En una época de dictadura, barbarie e impunidad, hay quienes exigen el retorno a los días de la generación del bicentenario, pero esta generación no existió. Fue una categoría inventada por la sociología, replicada por las redes sociales y amplificada por la prensa mainstring. Se utilizó un estallido legítimo, al cual se le maquilló con un barniz épico y juvenil, convirtiéndolo en un branding, que fue utilizado por políticos, publicistas, empresarios y académicos, deseosos por capitalizar el sentir popular.
En noviembre del 2020, los científicos sociales, aprovechando una legítima protesta, perpetraron una de sus más grandes travesuras: se inventaron una generación. Ahí donde el sentido común veía un estallido multigeneracional contra un gobierno deslegitimado (jóvenes en las calles y adultos apoyando con cacerolazos, desde sus casas) ellos vieron una protesta netamente juvenil; ahí donde confluía una heterogeneidad de demandas (rechazo al abuso de los bancos, clínicas y farmacias, nueva constitución, descontento con el manejo de la pandemia) ellos vendieron una épica homogeneizadora; ahí donde las redes sociales vehicularizaron la protesta (es decir fueron un medio, no un fin) ellos vieron una inherencia tecnológica; y, por último, ahí donde el grueso de la juventud que marchó codificaba el lenguaje de influencers, tiktokers e instagrammers, ellos quisieron ver a los émulos de Haya de la Torre, Luis Alberto Sánchez o Raúl Porras Barnechea.
Según sus impulsores, esta generación estuvo conformada por jóvenes que marcaron un punto de inflexión en la ciudadanía, una masa de indignados que señaló nuevos derroteros para la política peruana devolviéndole, a un año del bicentenario, el alma a una república estragada por años de dictadura, discriminación, corrupción y pobreza.
Hay que ser claros, la realidad nos demuestra que esto no existió.

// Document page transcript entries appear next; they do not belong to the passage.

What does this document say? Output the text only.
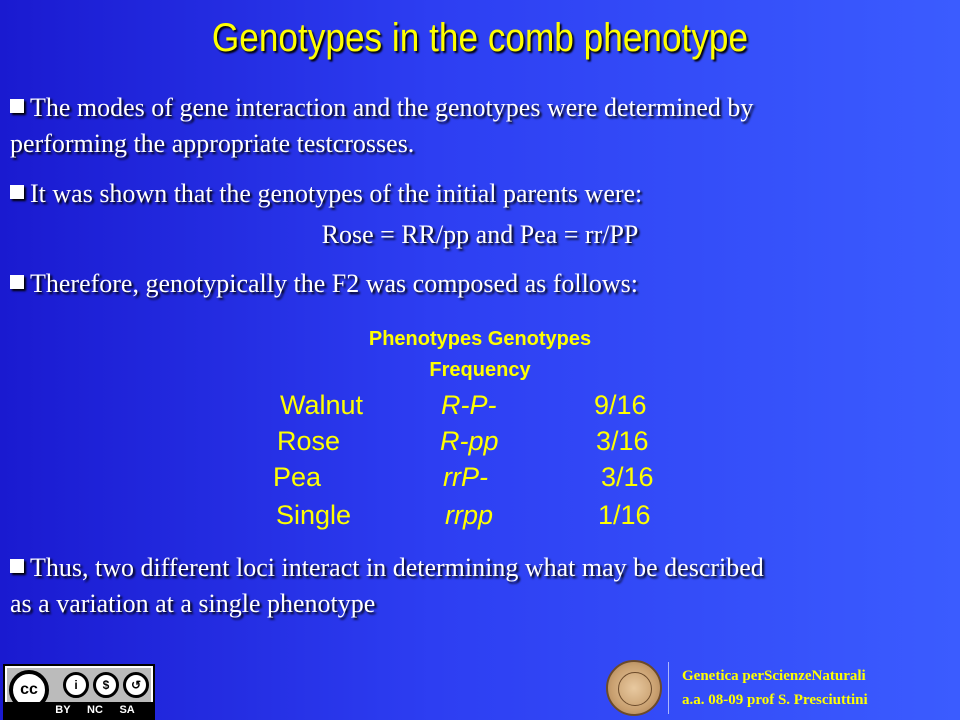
Genotypes in the comb phenotype
The modes of gene interaction and the genotypes were determined by
performing the appropriate testcrosses.
It was shown that the genotypes of the initial parents were:
Rose = RR/pp and Pea = rr/PP
Therefore, genotypically the F2 was composed as follows:
Phenotypes Genotypes
Frequency
Walnut	R-P-	9/16
Rose	R-pp	3/16
Pea	rrP-	3/16
Single	rrpp	1/16
Thus, two different loci interact in determining what may be described
as a variation at a single phenotype
cc	i	$	↺
BY NC SA
Genetica perScienzeNaturali
a.a. 08-09 prof S. Presciuttini
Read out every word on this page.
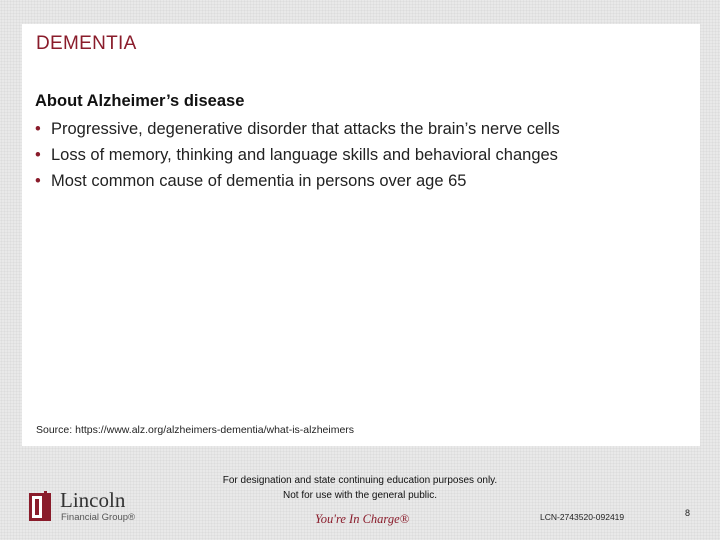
DEMENTIA
About Alzheimer’s disease
• Progressive, degenerative disorder that attacks the brain’s nerve cells
• Loss of memory, thinking and language skills and behavioral changes
• Most common cause of dementia in persons over age 65
Source: https://www.alz.org/alzheimers-dementia/what-is-alzheimers
For designation and state continuing education purposes only.
Not for use with the general public.
Lincoln
Financial Group®	You're In Charge®	LCN-2743520-092419	8
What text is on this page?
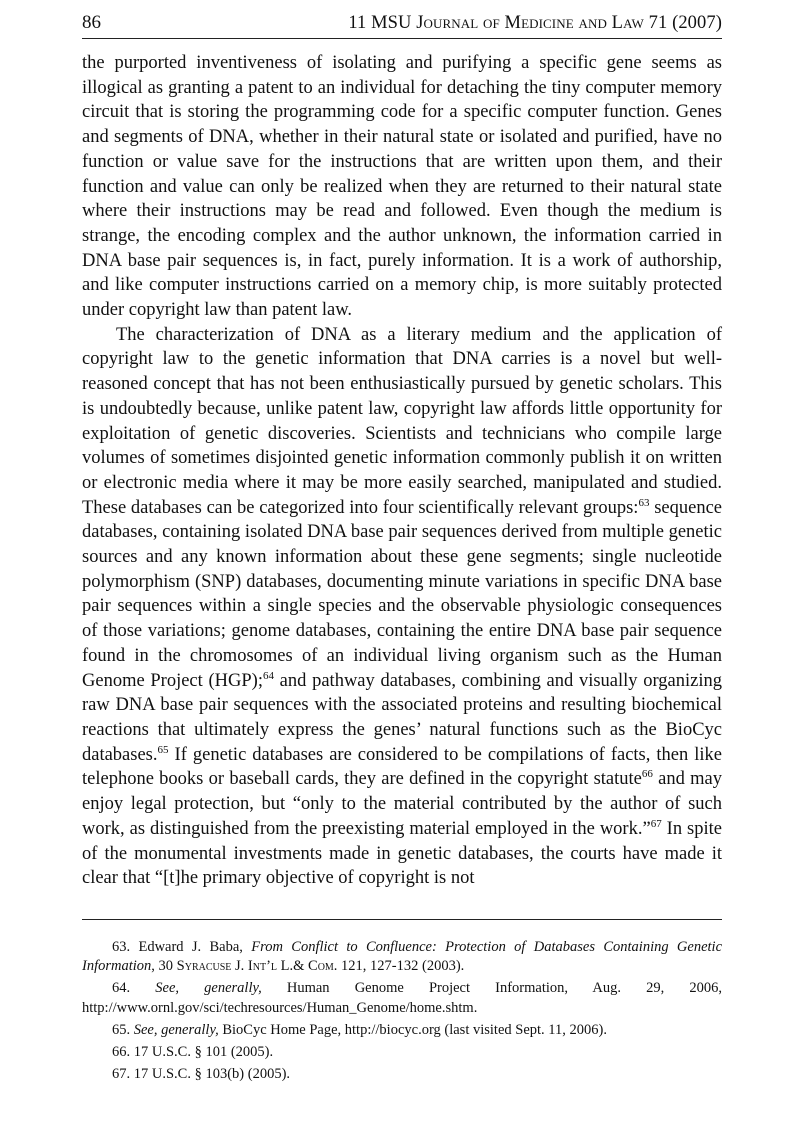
86	11 MSU Journal of Medicine and Law 71 (2007)

the purported inventiveness of isolating and purifying a specific gene seems as illogical as granting a patent to an individual for detaching the tiny computer memory circuit that is storing the programming code for a specific computer function. Genes and segments of DNA, whether in their natural state or isolated and purified, have no function or value save for the instructions that are written upon them, and their function and value can only be realized when they are returned to their natural state where their instructions may be read and followed. Even though the medium is strange, the encoding complex and the author unknown, the information carried in DNA base pair sequences is, in fact, purely information. It is a work of authorship, and like computer instructions carried on a memory chip, is more suitably protected under copyright law than patent law.

The characterization of DNA as a literary medium and the application of copyright law to the genetic information that DNA carries is a novel but well-reasoned concept that has not been enthusiastically pursued by genetic scholars. This is undoubtedly because, unlike patent law, copyright law affords little opportunity for exploitation of genetic discoveries. Scientists and technicians who compile large volumes of sometimes disjointed genetic information commonly publish it on written or electronic media where it may be more easily searched, manipulated and studied. These databases can be categorized into four scientifically relevant groups:$^{63}$ sequence databases, containing isolated DNA base pair sequences derived from multiple genetic sources and any known information about these gene segments; single nucleotide polymorphism (SNP) databases, documenting minute variations in specific DNA base pair sequences within a single species and the observable physiologic consequences of those variations; genome databases, containing the entire DNA base pair sequence found in the chromosomes of an individual living organism such as the Human Genome Project (HGP);$^{64}$ and pathway databases, combining and visually organizing raw DNA base pair sequences with the associated proteins and resulting biochemical reactions that ultimately express the genes’ natural functions such as the BioCyc databases.$^{65}$ If genetic databases are considered to be compilations of facts, then like telephone books or baseball cards, they are defined in the copyright statute$^{66}$ and may enjoy legal protection, but “only to the material contributed by the author of such work, as distinguished from the preexisting material employed in the work.”$^{67}$ In spite of the monumental investments made in genetic databases, the courts have made it clear that “[t]he primary objective of copyright is not

63. Edward J. Baba, From Conflict to Confluence: Protection of Databases Containing Genetic Information, 30 Syracuse J. Int’l L.& Com. 121, 127-132 (2003).

64. See, generally, Human Genome Project Information, Aug. 29, 2006, http://www.ornl.gov/sci/techresources/Human_Genome/home.shtm.

65. See, generally, BioCyc Home Page, http://biocyc.org (last visited Sept. 11, 2006).

66. 17 U.S.C. § 101 (2005).

67. 17 U.S.C. § 103(b) (2005).
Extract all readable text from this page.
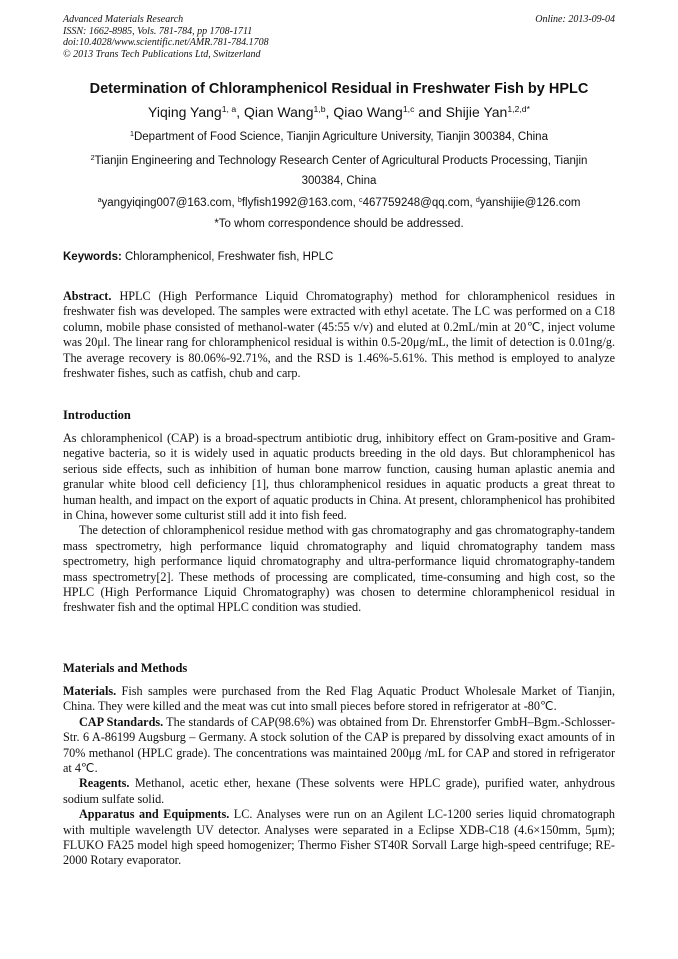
Advanced Materials Research
ISSN: 1662-8985, Vols. 781-784, pp 1708-1711
doi:10.4028/www.scientific.net/AMR.781-784.1708
© 2013 Trans Tech Publications Ltd, Switzerland
Online: 2013-09-04
Determination of Chloramphenicol Residual in Freshwater Fish by HPLC
Yiqing Yang$^{1, a}$, Qian Wang$^{1,b}$, Qiao Wang$^{1,c}$ and Shijie Yan$^{1,2,d*}$
$^1$Department of Food Science, Tianjin Agriculture University, Tianjin 300384, China
$^2$Tianjin Engineering and Technology Research Center of Agricultural Products Processing, Tianjin
300384, China
$^a$yangyiqing007@163.com, $^b$flyfish1992@163.com, $^c$467759248@qq.com, $^d$yanshijie@126.com
*To whom correspondence should be addressed.
Keywords: Chloramphenicol, Freshwater fish, HPLC

Abstract. HPLC (High Performance Liquid Chromatography) method for chloramphenicol residues in freshwater fish was developed. The samples were extracted with ethyl acetate. The LC was performed on a C18 column, mobile phase consisted of methanol-water (45:55 v/v) and eluted at 0.2mL/min at 20℃, inject volume was 20μl. The linear rang for chloramphenicol residual is within 0.5-20μg/mL, the limit of detection is 0.01ng/g. The average recovery is 80.06%-92.71%, and the RSD is 1.46%-5.61%. This method is employed to analyze freshwater fishes, such as catfish, chub and carp.

Introduction

As chloramphenicol (CAP) is a broad-spectrum antibiotic drug, inhibitory effect on Gram-positive and Gram-negative bacteria, so it is widely used in aquatic products breeding in the old days. But chloramphenicol has serious side effects, such as inhibition of human bone marrow function, causing human aplastic anemia and granular white blood cell deficiency [1], thus chloramphenicol residues in aquatic products a great threat to human health, and impact on the export of aquatic products in China. At present, chloramphenicol has prohibited in China, however some culturist still add it into fish feed.

The detection of chloramphenicol residue method with gas chromatography and gas chromatography-tandem mass spectrometry, high performance liquid chromatography and liquid chromatography tandem mass spectrometry, high performance liquid chromatography and ultra-performance liquid chromatography-tandem mass spectrometry[2]. These methods of processing are complicated, time-consuming and high cost, so the HPLC (High Performance Liquid Chromatography) was chosen to determine chloramphenicol residual in freshwater fish and the optimal HPLC condition was studied.

Materials and Methods

Materials. Fish samples were purchased from the Red Flag Aquatic Product Wholesale Market of Tianjin, China. They were killed and the meat was cut into small pieces before stored in refrigerator at -80℃.

CAP Standards. The standards of CAP(98.6%) was obtained from Dr. Ehrenstorfer GmbH–Bgm.-Schlosser-Str. 6 A-86199 Augsburg – Germany. A stock solution of the CAP is prepared by dissolving exact amounts of in 70% methanol (HPLC grade). The concentrations was maintained 200μg /mL for CAP and stored in refrigerator at 4℃.

Reagents. Methanol, acetic ether, hexane (These solvents were HPLC grade), purified water, anhydrous sodium sulfate solid.

Apparatus and Equipments. LC. Analyses were run on an Agilent LC-1200 series liquid chromatograph with multiple wavelength UV detector. Analyses were separated in a Eclipse XDB-C18 (4.6×150mm, 5μm); FLUKO FA25 model high speed homogenizer; Thermo Fisher ST40R Sorvall Large high-speed centrifuge; RE-2000 Rotary evaporator.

Lo que sucedió en noviembre del 2020, luego del ascenso al poder de Merino, un incivilizado que representaba a los sectores más reaccionarios y conservadores de la política, que además habían sido relegados por el voto popular, fue un estallido nacional, de carácter multigeneracional, heterogéneo y sin ninguna agenda unificadora, más allá de su única divisa: sacar al represor, echarlo de palacio.
No hubo, en lo absoluto, ninguna avanzada de jóvenes que hayan capitaneado los nuevos rumbos de la política peruana, no hubo objetivo a largo plazo, rostros visibles o líderes válidos. Fue un estallido epidérmico y sentimental, compuesto por diversas microagendas, que permancieron debilitadas ante un objetivo conservador (retorno al status quo) el cual logró su cometido y colocó un tapón (Sagasti) a las demandas de cambio y refundación nacional.
Las marchas de noviembre del 2020 se convirtieron en un movimiento contrarevolucionario para la política peruana.
¿Por qué, entonces, se creó una generación del bicentenario?
La respuesta es obvia. El fracaso de la educación pública y privada, la pauperización de la cultura en el país, la argolla de las élites y el sistema mendicante del chorreo económico destruyeron la posibilidad de renovar las fuerzas jóvenes del país. Hoy, cuando el anecdotario y el chisme se hacen pasar por clases virtuales de política; cuando la disputa bipolar de izquierdas y derechas se vende como filosofía política; cuando el izquierdismo choro, el progresismo cancelador y el liberalismo fascista son enclaves que dominan a la población; la emergencia de algún pensamiento equilibrado es nula.
Sin pensadores, sin intelectuales críticos, sin procreadores de ideas, es muy sencillo crear un mercado. La generación del bicentenario fue eso: el intento de diversos feudos políticos, económicos y sociales, por construir patriotería, reclutar partidarios y venderle teorías a una juventud esclavizada por las redes sociales.
Se trató de la domesticación del pensamiento crítico a manos de influencers culturales, la negación de cualquier germen socialmente reivindicativo y el fluir conceptual de las ciencias sociales, utilizado por la lógica siempre cambiante del mercado; la novedosa promiscuidad del concepto cayó a pelo: libros de divulgación, muestras colectivas, papers y tesis tuvieron ocupados por algunos meses a los intelectuales, que gustosos capitalizaron con el clamor popular.